Are you training to fail?

by Contributor20 Sep 2017
Preston Diamond

THINKING ABOUT starting your own agency? First comes, well, you. Then your carriers. Next up is E&O insurance (a must). Now maybe you’re ready to hire account managers. Finally, it’s time for producer number one.

But more often than not, that first producer will fail. So the question is: Why do so many agencies hire producers who fail? You have several major obstacles to overcome when starting an agency, and not hiring the right person is just one of them.

Giving the right person the right training is also vitally important. As Apple guru Steve Jobs once said, “You cannot mandate productivity; you must provide the tools to let people become their best.”

Obstacle #1: Lack of an automatic client acquisition program
You’ve found your candidate, a new producer you like, but who doesn’t have experience in the insurance industry. You tested her, liked the results and interviews, and hire her. But in-house testing can only go so far.

It is important that you now let the new hire ‘get in the game’ and actually reach out to new customers, to the point that it becomes second nature to her. This can only be successfully achieved if you have a solid client ‘getter’ plan, supported by an autopilot sales system.

By putting such a plan in place and thoroughly testing it, you’ve removed obstacle number one in helping your new producer succeed, which you will be able to gauge by how quickly she reaches her comfort level.

Obstacle #2: The need for instant gratification
Everyone covets instant gratification – owners and new producers. Instant gratification for producers promotes success. However, your new producer needs training, and the way to accomplish this is to let the training be hands-on. Let her shadow a successful producer, soaking up both knowledge and technique. Soon it will come to a point where she can read body language (a lost trait in a world of Twitter and Instagram), which often triggers getting the order.

Obstacle #3: Overwhelmed and pressured to produce
After this new producer earns her license, somewhere in her near future is an insurance school, designation program or both. But learning too much, too soon isn’t healthy – she will return with information overload, and may feel overwhelmed, insecure and pressured to produce.

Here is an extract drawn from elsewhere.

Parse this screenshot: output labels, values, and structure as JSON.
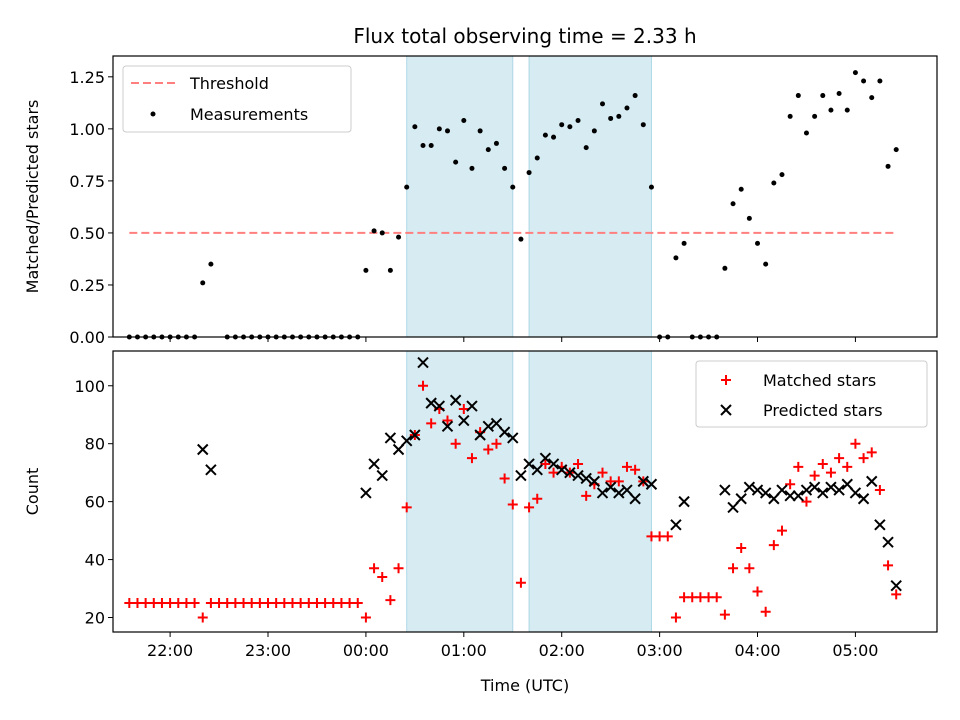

Why not train your new producer exclusively comp coverage, regardless of the insurance company. Every employer (with very few exceptions) is a prospect. Applications are fairly standard and more quickly completed.

The underwriting is more consistent. Workers’ comp premiums are a large part of any employer’s insurance wallet; however, few employers and agencies spend much time on it because it is mandated in most states, there is no policy difference, and commissions are lower than with most other lines of insurance.

However, when done right, workers’ comp can and will improve people’s lives. So, consider no other training for at least the first year. No insurance schools unless they focus exclusively on workers’ comp. No designation programs except workers’ comp. If you choose another coverage, the same rules apply. You or another agency team member will be the expert in other lines of insurance.

Obstacle #4: Drowning in the sea of insurance sameness
If workers’ comp is your new producer’s focus, it’s time to build your Intelligent Distinction to stop her from drowning in this sea of sameness, and to become the go-to agency for employers you target.

You must be able to demonstrate your Intelligent Distinction. This does not have to be – nor should it be – insurance-related. It can be something as simple as how you frame a conversation. For instance, consider how “May I ask you some questions?” compares to “May I check a few points with you?” Which changes the conversation? Many customers feel “checking a few points” is not as intimidating as “asking a few questions.” Words that change the conversation in your favor are your life jacket to ensure you do not drown in the sea of sameness.